Thomas Pynchon – The Crying of Lot 49
National Museum of Women in the Arts : The Magic of Remedios Varo
Review by: Marilyn Millstone
Step inside the gold-and-marble grandeur of the National Museum of Women in the Arts (NMWA), and you'll find on view the remarkable surrealist paintings of Spanish artist Remedios Varo.
Varo, who was born in 1908 and died of a heart attack at age 55, devoted herself to painting only in the last decade of her life. Seventy-seven of her most famous works are on display at NMWA, many for the first time ever in the U.S.
The exhibit is aptly entitled "The Magic of Remedios Varo," for the word magic conjures an aura of whimsy, unpredictability and a bit of spookiness. Varo's paintings deliver exactly that: images, juxtapositions and allusions so fantastic and haunting that audiences have been entranced by them since her first one-woman show was held in Mexico in 1956.
Passionately interested in the sciences, the occult and the place of women in the world, Varo uses a wide array of subject matter in her work. Sometimes, she depicts women in traditional roles like weaving, though, characteristically, her depiction veers toward the fantastical. In "Weaver of Verona," an ashen woman seated in a dim room knits what is perhaps her alter-ego -- a winged woman in a bold red dress who is flying toward the light of the open window, her face turned enigmatically toward the viewer.

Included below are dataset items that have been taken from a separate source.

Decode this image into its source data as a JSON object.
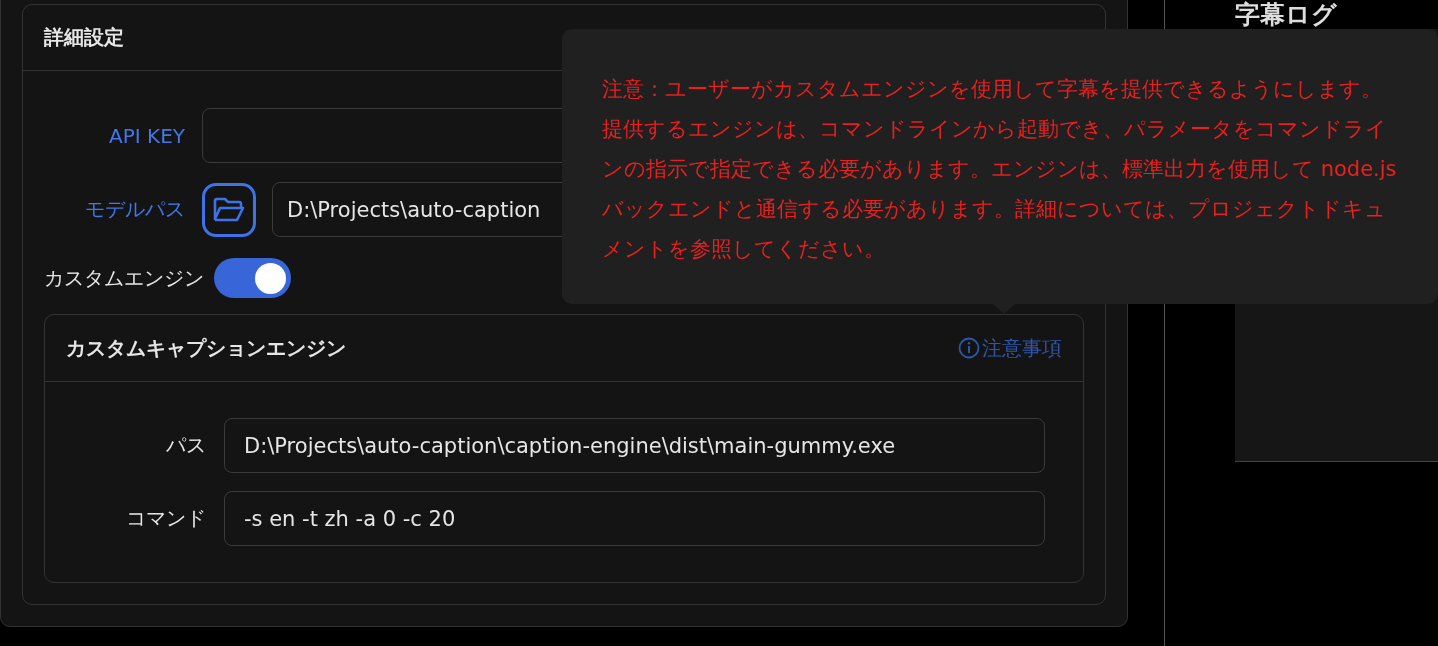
{
  "settings_card": {
    "title": "詳細設定",
    "rows": [
      {
        "kind": "field",
        "label": "API KEY",
        "highlighted": true
      },
      {
        "kind": "folder_field",
        "label": "モデルパス",
        "highlighted": true,
        "value": "D:\\Projects\\auto-caption"
      },
      {
        "kind": "toggle",
        "label": "カスタムエンジン",
        "highlighted": false,
        "on": true
      }
    ],
    "engine_card": {
      "title": "カスタムキャプションエンジン",
      "info_link": "注意事項",
      "fields": [
        {
          "label": "パス",
          "value": "D:\\Projects\\auto-caption\\caption-engine\\dist\\main-gummy.exe"
        },
        {
          "label": "コマンド",
          "value": "-s en -t zh -a 0 -c 20"
        }
      ]
    }
  },
  "caption_log": {
    "title": "字幕ログ"
  },
  "tooltip": {
    "text": "注意：ユーザーがカスタムエンジンを使用して字幕を提供できるようにします。提供するエンジンは、コマンドラインから起動でき、パラメータをコマンドラインの指示で指定できる必要があります。エンジンは、標準出力を使用して node.js バックエンドと通信する必要があります。詳細については、プロジェクトドキュメントを参照してください。"
  }
}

In another piece called "Weaving of Space and Time," Varo interprets in delicate, swirling strokes the meaning of Einstein's theory of relativity.
The exhibit elicits a lot of "oohs" and "ahs" from viewers. "I've been to most of the famous art museums in the world, and I've never seen one of her works, or even heard of her," said one young Hispanic woman visiting the exhibit. "She's just wonderful."
Thematically complex and technically superb, Varo's challenging paintings take time to fully absorb and appreciate. You'll want to give yourself at least a full hour to experience the richness of the exhibit. A word of advice: be sure to follow from the beginning of the exhibit the beautifully written text panels offering insights that will enhance your understanding of Varo's work.
"The Magic of Remedios Varo" runs through May 29. The National Museum of Women in the Arts is located at 1250 New York Ave. NW, Washington, DC 20005, and is open Monday through Saturday 10-5 and Sunday 12-5. Admission is free; donations are requested.